Der im Rahmen der Deckungsanfechtung (§ 130 Abs. 1, § 131 Abs. 1 InsO) verwendete Begriff des Insolvenzgläubigers setzt allerdings nicht voraus, dass diesem eine beständige Forderung zusteht. Erbringt der Schuldner eine Zahlung auf eine vermeintliche Forderung, ist der Empfänger ebenfalls als Insolvenzgläubiger zu betrachten. Eine Insolvenzforderung liegt schon dann vor, wenn der anspruchsbegründende Tatbestand vor Verfahrenseröffnung abgeschlossen ist, mag sich eine Forderung des Gläubigers daraus auch erst nach Beginn des Insolvenzverfahrens ergeben. Die schuldrechtliche Grundlage des Anspruchs muss jedoch schon vor Eröffnung des Insolvenzverfahrens entstanden sein.

Unerheblich ist dagegen, ob die Forderung selbst schon entstanden oder fällig war. Zu den Insolvenzgläubigern gehört jeder, der in der Insolvenz nur eine Forderung i.S.d. § 38 InsO oder einen nachrangigen Anspruch gehabt hätte, weil dessen Erfüllung geeignet ist, die Befriedigungsaussichten der Gläubiger zu schmälern. Eine solche Stellung als Insolvenzgläubiger hatte der Beklagte hinsichtlich der hier in Rede stehenden Forderung nicht. Er war vielmehr bis zum bestandskräftigen Widerruf der Bewilligungsbescheide gegenüber der Masse Schuldner dieser Forderungen. §§ 130, 131 InsO betreffen die Anfechtung von Rechtshandlungen, mit denen einem Insolvenzgläubiger eine Sicherung oder Befriedigung gewährt oder ermöglicht wird.

Sie betreffen dagegen nicht Rechtshandlungen, mit denen sich ein Dritter erst zum Insolvenzgläubiger gemacht hat oder - bei Unterlassungen - gemacht haben würde.

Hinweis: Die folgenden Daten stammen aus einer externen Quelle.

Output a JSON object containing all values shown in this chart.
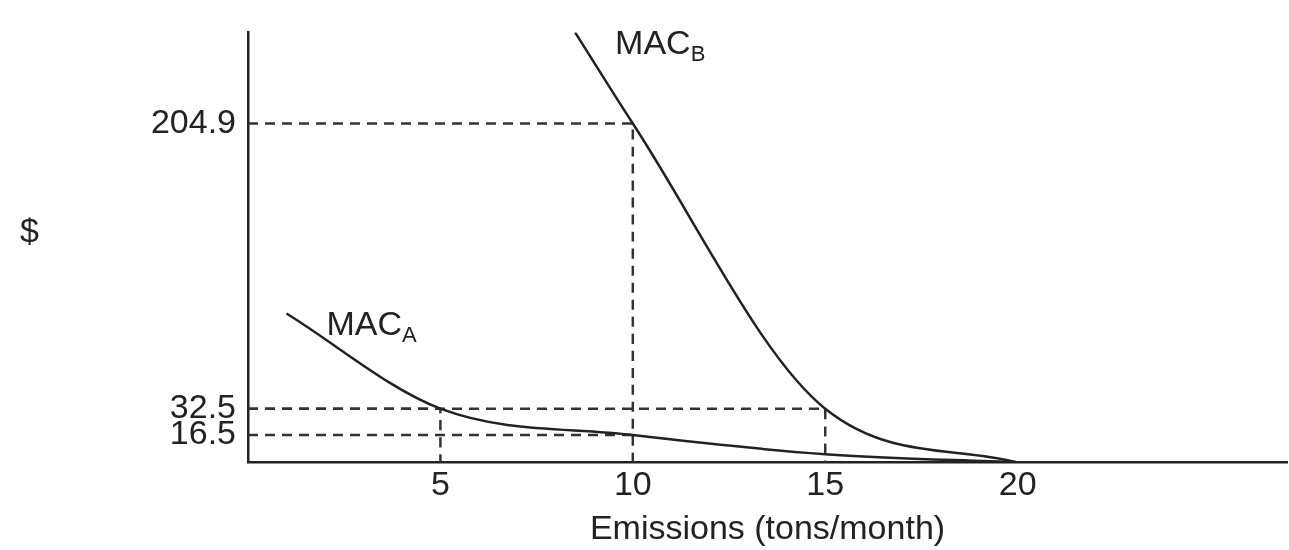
{
  "chart_data": {
    "type": "line",
    "xlabel": "Emissions (tons/month)",
    "ylabel": "$",
    "xlim": [
      0,
      27
    ],
    "xticks": [
      5,
      10,
      15,
      20
    ],
    "ylim": [
      0,
      260
    ],
    "yticks": [
      16.5,
      32.5,
      204.9
    ],
    "grid": false,
    "legend": false,
    "marker": "none",
    "series": [
      {
        "name": "MAC$_{A}$",
        "color": "#222222",
        "x": [
          1,
          5,
          10,
          15,
          20
        ],
        "values": [
          90,
          32.5,
          16.5,
          5,
          0
        ]
      },
      {
        "name": "MAC$_{B}$",
        "color": "#222222",
        "x": [
          8.5,
          10,
          15,
          20
        ],
        "values": [
          260,
          204.9,
          32.5,
          0
        ]
      },
      {
        "color": "#333333",
        "line_style": "dashed",
        "x": [
          0,
          10,
          10
        ],
        "values": [
          204.9,
          204.9,
          0
        ]
      },
      {
        "color": "#333333",
        "line_style": "dashed",
        "x": [
          0,
          15,
          15
        ],
        "values": [
          32.5,
          32.5,
          0
        ]
      },
      {
        "color": "#333333",
        "line_style": "dashed",
        "x": [
          0,
          5,
          5
        ],
        "values": [
          32.5,
          32.5,
          0
        ]
      },
      {
        "color": "#333333",
        "line_style": "dashed",
        "x": [
          0,
          10
        ],
        "values": [
          16.5,
          16.5
        ]
      }
    ]
  }
}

Deshalb kann der Insolvenzverwalter im Wege der Anfechtung einen Schuldner des Insolvenzschuldners, etwa einen Darlehensgeber, nicht dazu zwingen, Leistungen, die vor Eröffnung des Insolvenzverfahrens fällig waren, nach der Insolvenzeröffnung noch an die Masse zu erbringen, um ihn sodann wegen der Rückforderung auf die Quote zu verweisen. Er ist vielmehr darauf beschränkt, den Auszahlungsanspruch geltend zu machen, solange und soweit dieser fortbesteht. Die schuldrechtliche Grundlage für den Rückforderungsanspruch gegen die Masse in Form einer Insolvenzforderung war auch hier nicht gegeben, solange der Betrag tatsächlich noch nicht an den Schuldner gezahlt war.